Employers are also re-evaluating their approach to talent attraction and retention in light of rising employment costs. Many are becoming more selective in hiring, focusing efforts on recruiting fewer but more experienced professionals who can deliver higher output, thereby justifying a higher salary spend. Some firms are choosing instead to optimise current teams—often through technology investments and internal upskilling.
At the same time, budget constraints are leading to revised workplace perks and well-being initiatives – factors that had previously helped attract talent in a competitive market. This could present longer-term risks for businesses that still need to compete for top talent, particularly as workers continue to prioritise company culture and work-life balance in their employment decisions.
“We’ve seen a growing trend in worker concerns around mental exhaustion for some time now,” said Matt Weston, Senior Managing Director UK & Ireland at Robert Half. “However, we are now in a position where the majority of staff are worried that they will be over-worked. What is perhaps more concerning is that employers are potentially at risk of exacerbating this issue as they attempt to justify the increased costs of hiring.

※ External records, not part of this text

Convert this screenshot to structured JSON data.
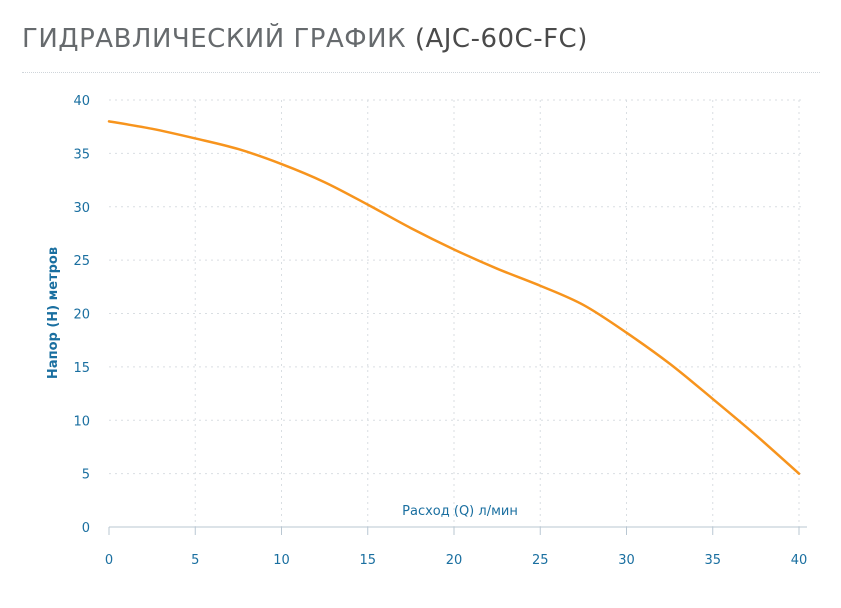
{
  "header": {
    "title_main": "ГИДРАВЛИЧЕСКИЙ ГРАФИК",
    "title_model": "(AJC-60C-FC)"
  },
  "colors": {
    "curve": "#f7941d",
    "axis_text": "#1a6fa0",
    "grid": "#d9dee2",
    "title": "#666a6d"
  },
  "chart_data": {
    "type": "line",
    "xlabel": "Расход (Q) л/мин",
    "ylabel": "Напор (H) метров",
    "xlim": [
      0,
      40
    ],
    "ylim": [
      0,
      40
    ],
    "xticks": [
      0,
      5,
      10,
      15,
      20,
      25,
      30,
      35,
      40
    ],
    "yticks": [
      0,
      5,
      10,
      15,
      20,
      25,
      30,
      35,
      40
    ],
    "grid": true,
    "series": [
      {
        "x": [
          0,
          2.5,
          5,
          7.5,
          10,
          12.5,
          15,
          17.5,
          20,
          22.5,
          25,
          27.5,
          30,
          32.5,
          35,
          37.5,
          40
        ],
        "y": [
          38,
          37.3,
          36.4,
          35.4,
          34,
          32.3,
          30.2,
          28,
          26,
          24.2,
          22.6,
          20.8,
          18.2,
          15.3,
          12,
          8.6,
          5
        ]
      }
    ]
  }
}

“With budgets being stretched, it’s no surprise that companies are looking to improve productivity levels, and with people a company’s greatest asset – but also biggest expense – attentions have understandably turned to the workforce and how to get more value for money. When we also consider that there is a general consensus that recruiting higher-performing individuals requires greater financial investment, it perhaps makes sense that firms are considering how they can get more from their people. In this context, contractors and temporary staff augmentation models could provide a cost-efficient alternative to hiring permanent staff, particularly at a time when hiring costs are on the rise and business critical processes need to be maintained.”
Weston says the risk of staff overload and long-term workforce strain is very real, and employers need to be mindful of the lasting impact this could have. He also notes that it is the responsibility of businesses to protect the well-being of their people at work, and there’s the potential for productivity to be damaged further down the line as staff absences and attrition rates increase.
“It’s understandable that businesses want to improve productivity – particularly at a time when employment costs are so high – but a careful balance needs to be struck so as not to hinder future growth opportunities and longer-term recruitment prospects,” he concluded.